Templates being removed from unreachable/down nodes

Started by Tursiops, September 13, 2016, 09:33:41 AM

Previous topic - Next topic

Tursiops

Hi,

I have encountered this several times now:
- A system has all its DCIs applied via templates. The templates are configured to remove the DCIs if the node no longer matches a certain condition
- The device becomes unreachable for an extended period of time (as in hours or even days). Reasons can be internet connection problems, dead routers, the NetXMS agent not running for whatever reason or a server being shutdown "temporarily".
- Eventually the NetXMS server will remove the templates from the node.

I originally assumed that the server would not remove the templates from an unreachable node for that reason: it is unreachable. It therefore cannot determine if the condition that lead to the template being applied is still valid or not. If I try to run a manual Configuration Poll in such a scenario, it actually tells me it is not going to poll, because the node is unreachable - and then it goes ahead and wipes the template anyway. (That one just happened to me today)

I am not sure how I can configure the templates so they are not neither removed nor assigned when a node is actually unreachable?
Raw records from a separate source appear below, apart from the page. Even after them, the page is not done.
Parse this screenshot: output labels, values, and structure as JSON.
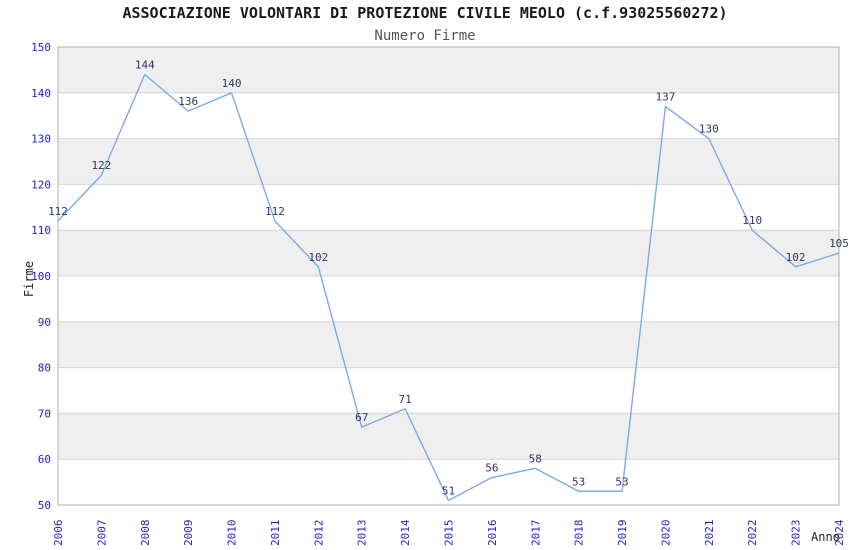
{
  "chart_data": {
    "type": "line",
    "title": "ASSOCIAZIONE VOLONTARI DI PROTEZIONE CIVILE MEOLO (c.f.93025560272)",
    "subtitle": "Numero Firme",
    "xlabel": "Anno",
    "ylabel": "Firme",
    "categories": [
      "2006",
      "2007",
      "2008",
      "2009",
      "2010",
      "2011",
      "2012",
      "2013",
      "2014",
      "2015",
      "2016",
      "2017",
      "2018",
      "2019",
      "2020",
      "2021",
      "2022",
      "2023",
      "2024"
    ],
    "values": [
      112,
      122,
      144,
      136,
      140,
      112,
      102,
      67,
      71,
      51,
      56,
      58,
      53,
      53,
      137,
      130,
      110,
      102,
      105
    ],
    "ylim": [
      50,
      150
    ],
    "ytick_step": 10,
    "grid": true,
    "legend": "none",
    "markers": "none",
    "colors": {
      "line": "#7fафe8",
      "line_stroke": "#7cabe4",
      "tick_label": "#2222cc",
      "data_label": "#333366",
      "band_gray": "#efefef",
      "band_white": "#ffffff",
      "gridline": "#d6d6d6",
      "plot_border": "#b0b0b0",
      "title_text": "#1a1a1a",
      "subtitle_text": "#555555",
      "axis_title_text": "#222222"
    }
  }
}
Any ideas? Or is this a misconfiguration or bug of sorts?

Thanks

tomaskir

What version of NetXMS are you running?

I remember in old version (pre 1.2.17), auto-bind remove would remove the templates from nodes.
This was however fixed.

Tursiops

We're running 2.0.5.

The templates are configured to be removed if auto-bind no longer applies, which is fine.
The issue is just that if the system is unreachable and NetXMS cannot detect if the template should still apply, it seems to remove it.

I'll see if I can run some more tests to confirm if this happens all the time or if something else is required to trigger this.
Maybe a race condition with an active Configuration Poll just as the system goes down.

The most recent one I ran into was a Cisco which was offline for a weekend (remote, non-critical office, closed over weekend) and basically all data was wiped and started fresh on Monday after it was rebooted.